SEATTLE — Friday’s gameday experience at Climate Pledge Arena was in many ways spectacular. From a visitor’s perspective, the NHL’s 32nd team offered entertainment as good as the Vegas Golden Knights have since they led the expansion race in 2017.

The Seattle Kraken has a remarkable setting to build upon, and if you think the Vegas experience can’t be beaten with an expansion city, you’re wrong.

Following Friday’s 7-3 beatdown by the Avalanche, it appears the Kraken won’t compete for the Stanley Cup as quickly as the Golden Knights did in 2018. But the infrastructure and excitement around this team are bound to make it successful in the long term.

Renovated Climate Pledge Arena, formerly KeyArena and the Seattle Center Coliseum, first opened in 1962 for the World’s Fair.
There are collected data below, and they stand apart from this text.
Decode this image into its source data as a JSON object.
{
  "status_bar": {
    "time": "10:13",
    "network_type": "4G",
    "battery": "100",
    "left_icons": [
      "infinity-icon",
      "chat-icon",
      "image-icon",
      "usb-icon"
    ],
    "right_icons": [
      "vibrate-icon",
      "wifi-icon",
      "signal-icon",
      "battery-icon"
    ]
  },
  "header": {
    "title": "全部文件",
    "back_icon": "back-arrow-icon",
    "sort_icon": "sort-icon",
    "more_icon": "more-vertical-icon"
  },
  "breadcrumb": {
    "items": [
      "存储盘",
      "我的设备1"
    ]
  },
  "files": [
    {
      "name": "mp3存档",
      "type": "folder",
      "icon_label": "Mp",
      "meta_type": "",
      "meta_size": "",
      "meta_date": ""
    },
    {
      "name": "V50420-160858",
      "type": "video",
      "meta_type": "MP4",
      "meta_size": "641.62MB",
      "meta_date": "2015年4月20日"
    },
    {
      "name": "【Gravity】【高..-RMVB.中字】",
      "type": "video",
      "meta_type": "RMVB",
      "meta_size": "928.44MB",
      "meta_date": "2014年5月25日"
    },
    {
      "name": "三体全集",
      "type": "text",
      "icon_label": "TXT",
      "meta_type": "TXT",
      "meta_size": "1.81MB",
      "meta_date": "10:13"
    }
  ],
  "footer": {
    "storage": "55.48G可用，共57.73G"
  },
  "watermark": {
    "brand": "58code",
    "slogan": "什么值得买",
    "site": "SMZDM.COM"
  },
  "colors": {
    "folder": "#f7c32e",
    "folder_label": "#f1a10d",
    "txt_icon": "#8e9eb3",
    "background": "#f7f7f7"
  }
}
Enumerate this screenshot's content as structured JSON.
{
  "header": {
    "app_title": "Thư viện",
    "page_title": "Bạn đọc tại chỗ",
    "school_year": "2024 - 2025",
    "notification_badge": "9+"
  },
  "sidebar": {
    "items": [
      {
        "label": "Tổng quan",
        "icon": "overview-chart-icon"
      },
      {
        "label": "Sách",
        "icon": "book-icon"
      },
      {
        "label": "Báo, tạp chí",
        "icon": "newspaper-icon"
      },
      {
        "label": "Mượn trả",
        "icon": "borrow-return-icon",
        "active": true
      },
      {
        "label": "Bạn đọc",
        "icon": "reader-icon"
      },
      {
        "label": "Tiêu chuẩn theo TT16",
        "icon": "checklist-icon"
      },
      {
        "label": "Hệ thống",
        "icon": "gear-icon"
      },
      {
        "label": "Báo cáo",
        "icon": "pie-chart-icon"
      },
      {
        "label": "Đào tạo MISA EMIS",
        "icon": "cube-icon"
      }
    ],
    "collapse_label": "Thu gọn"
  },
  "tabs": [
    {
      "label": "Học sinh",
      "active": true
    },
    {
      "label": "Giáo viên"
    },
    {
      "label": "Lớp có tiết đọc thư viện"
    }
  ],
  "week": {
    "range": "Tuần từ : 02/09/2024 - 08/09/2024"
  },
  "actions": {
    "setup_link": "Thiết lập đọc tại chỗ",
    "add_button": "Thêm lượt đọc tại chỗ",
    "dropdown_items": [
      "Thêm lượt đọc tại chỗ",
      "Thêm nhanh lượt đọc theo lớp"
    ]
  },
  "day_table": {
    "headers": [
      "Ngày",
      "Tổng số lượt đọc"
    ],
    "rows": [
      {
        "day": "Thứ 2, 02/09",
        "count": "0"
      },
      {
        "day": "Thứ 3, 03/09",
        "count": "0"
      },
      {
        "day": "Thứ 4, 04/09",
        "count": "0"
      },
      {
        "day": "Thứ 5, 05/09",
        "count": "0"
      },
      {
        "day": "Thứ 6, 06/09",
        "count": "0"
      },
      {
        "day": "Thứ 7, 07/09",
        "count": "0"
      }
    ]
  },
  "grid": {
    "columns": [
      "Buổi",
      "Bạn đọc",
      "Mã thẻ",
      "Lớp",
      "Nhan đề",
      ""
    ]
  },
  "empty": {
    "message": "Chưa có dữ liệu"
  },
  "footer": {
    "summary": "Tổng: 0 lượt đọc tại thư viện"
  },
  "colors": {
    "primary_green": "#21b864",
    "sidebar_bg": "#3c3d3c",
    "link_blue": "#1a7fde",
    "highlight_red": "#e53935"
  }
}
With NHL-expansion aspirations as well as dreams of the NBA returning, the building was gutted in 2018 with a $1.15 billion redevelopment project — with only the unique roof, now labeled a Seattle landmark, untouched.

I’ve now been to all 32 NHL cities/arenas, and right now, Seattle/Climate Pledge Arena should be dubbed a destination spot for any hockey fan with travel aspirations.

Avs defenseman Jack Johnson, who made the team off a tryout contract from training camp, felt fortunate to play against the Kraken at its home in the Pacific Northwest where hockey has always been a big thing. At 34, Johnson was faced with making the Avs or retiring.

He’s thankful to get the chance to play in Seattle.

“It’s a cool city and it’s great that we’re getting more (NHL) cities in the United States,” he said. “I think the game is as big as it could ever be in Canada, as healthy as it could be there, and I think the way you grow this game now is in the United States. You got your hockey hotbeds — the East Coast, Michigan, Minnesota — and it’s slowly getting bigger in other areas. The more we can expose more people in the United States to it, the healthier this league will be.”

Johnson has played in 13 of 14 games for the Avs (8-5-1) and is just 37 regular-season games from reaching 1,000. Only 55 U.S.-born players have reached the century mark.

“I know what’s on the table. It’s a cool milestone,” said Johnson, who was born in Indiana and raised in Michigan. “I know it’s one of the benchmarks for longevity. So it would be something that I’m proud of. It’s something that could happen but it’s still kind of a long way away, in a player’s mind.”

Bednar or bust. The Avalanche’s motto is basically Stanley Cup or bust. There is only one goal and anything short of winning the Cup will be a disappointment.

That was supported by the two-year contract extension given to Avs coach Jared Bednar, who did not have a contract next season before the club announced the extension here Friday before the game. The window to win might not end when Bednar’s extension concludes in 2024.

“I feel like the best is still yet to come,” Bednar, just one win shy of tying Bob Hartley (193) as the Avs’ all-time winningest coach. “We’ve been learning. The road to success is very rarely linear, where it’s just like, ‘Yep, this is where we got to get to and you just go there and win.’

“There’s always ups and downs in the road. I think Joe understands that. I understand that. I think our team understands that now … We’ll have setbacks along the way but I think we can still do it with this group. I believe in them.”